Project Amber map: funded by the EU Horizon programme and led by Swansea University, the project involved researchers removing unnecessary barriers along hundreds of kilometres of European rivers.

Project Amber map: funded by the EU Horizon programme, which the UK has just rejoined, and led by Swansea University, the project involved researchers removing unnecessary barriers along hundreds of kilometres of European rivers.

There are glimmers of hope but the threat to research and innovation in Wales due to the loss of EU funding remains serious, writes Swansea University Vice-Chancellor Professor Paul Boyle.  

There are at last some glimmers of hope for those of us seeking to protect research and innovation in Wales, following the loss of the UK’s access to European Structural and Investment Fund (ESIF) from this year.  

In previous columns I have outlined in stark terms the scale of the threat, which remains grave. ESIF funds have been indispensable in supporting research and innovation in Wales and their loss continues to be of significant concern to us at Swansea University and across our sector.  However, I am pleased to highlight two positive recent developments. 

The first is the UK rejoining the EU’s Horizon programme as an associate member, following an agreement between the UK government and the EU.

This is long-awaited good news for researchers and scientists, and it will bring considerable social and economic benefits for universities, businesses and SMEs across the UK.  With a budget of €95.5 billion, Horizon is the largest research and innovation funding programme in the world, enabling meaningful collaboration between research institutions across Europe at a scale which is vital for tackling some of the greatest challenges of our time.   

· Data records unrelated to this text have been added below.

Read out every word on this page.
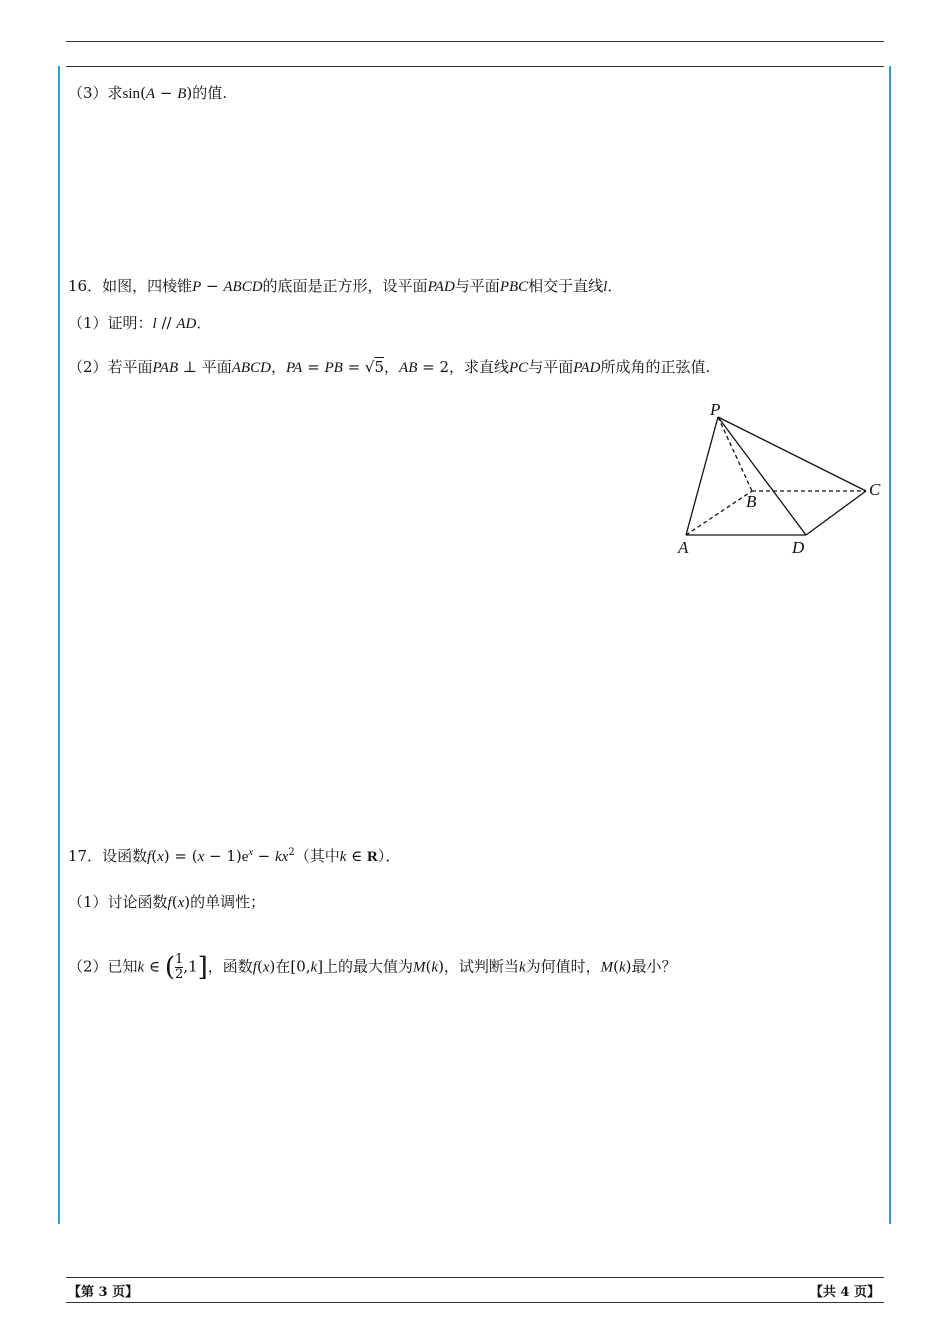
（3）求sin(A − B)的值.
16．如图，四棱锥P − ABCD的底面是正方形，设平面PAD与平面PBC相交于直线l．
（1）证明：l // AD．
（2）若平面PAB ⊥ 平面ABCD，PA = PB = √5，AB = 2，求直线PC与平面PAD所成角的正弦值.
P
A
B
C
D
17．设函数$f(x) = (x - 1)e^x - kx^2$（其中k ∈ R）．
（1）讨论函数f(x)的单调性；
（2）已知k ∈ ( $\frac{1}{2} ,1$]，函数f(x)在[0,k]上的最大值为M(k)，试判断当k为何值时，M(k)最小？
【第 3 页】	【共 4 页】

Our Swansea researchers have a strong track record of securing funding from Horizon and of collaborating effectively with European colleagues.  For example, through our participation in the Marie Curie Training Network, which developed technology to improve diagnosis of Alzheimer’s disease, and the Amber project, led by Swansea University, through which researchers removed unnecessary barriers along hundreds of kilometres of European rivers.

Despite the uncertainty over the UK’s association to Horizon since 2016, we have benefited from the United Kingdom Research and Innovation (UKRI) guarantee scheme to protect UK projects which have been approved for Horizon European funding, such as research in our Medical School to develop sensors for detecting biomarkers for liver cancer. With the ambiguity finally lifted, researchers across Wales can once again apply to Horizon and continue to collaborate with colleagues across Europe on transformational projects such as these. 

The second piece of good news is that the UK government has recently launched a new £60 million Regional Innovation Fund (RIF) to support universities in areas with lower levels of research and development investment, following the end of ESIF funding in the UK.  £3.4 million of this allocation will come to Wales.

The scale of this funding is modest and represents much less than half of the £170 million that our sector had indicated would be required to meaningfully protect ESIF-funded research and innovation activity across the UK for the next eighteen months.

However, it does indicate that UK government now acknowledges that the UK Shared Prosperity Fund (UKSPF) alone, which replaces ESIF, is not sufficient to support the breadth of research and innovation. It also suggests that UK government understands the need to provide ringfenced support for research and innovation at regional level, both to support its ambitious research and development priories and to protect and stimulate local economies.

Despite this good news, the threat to research and innovation posed by the loss of ESIF funding in the UK remains grave. By the end of 2023, 60 major research projects, supporting over 1,000 jobs across Wales, will have ended due to lack of funding.  

The inadequacy of the UKSPF as a long-term replacement for EU Structural Funds also remains. It is administered by the UK Department for Levelling Up, Housing and Communities, which has no experience of managing research and innovation, and its structure renders it unsuitable for supporting high-impact research and innovation. Funding is allocated via individual local authorities and over short periods, making large-scale, cross-regional and long-term collaborative projects challenging.  

So, while I welcome these positive steps in respect of Horizon and RIF, the stark reality is that at Swansea University we have lost around £25m of research funding per year from ESIF alone, which has not been replaced. 

As the EU understood some time ago, the scale of a research project’s impact so often correlates with the scale of its funding. Without a long-term, fit-for-purpose regional research investment programme in the UK, our ability to deliver the kind of impact that can transform lives, societies and our planet will remain seriously impaired.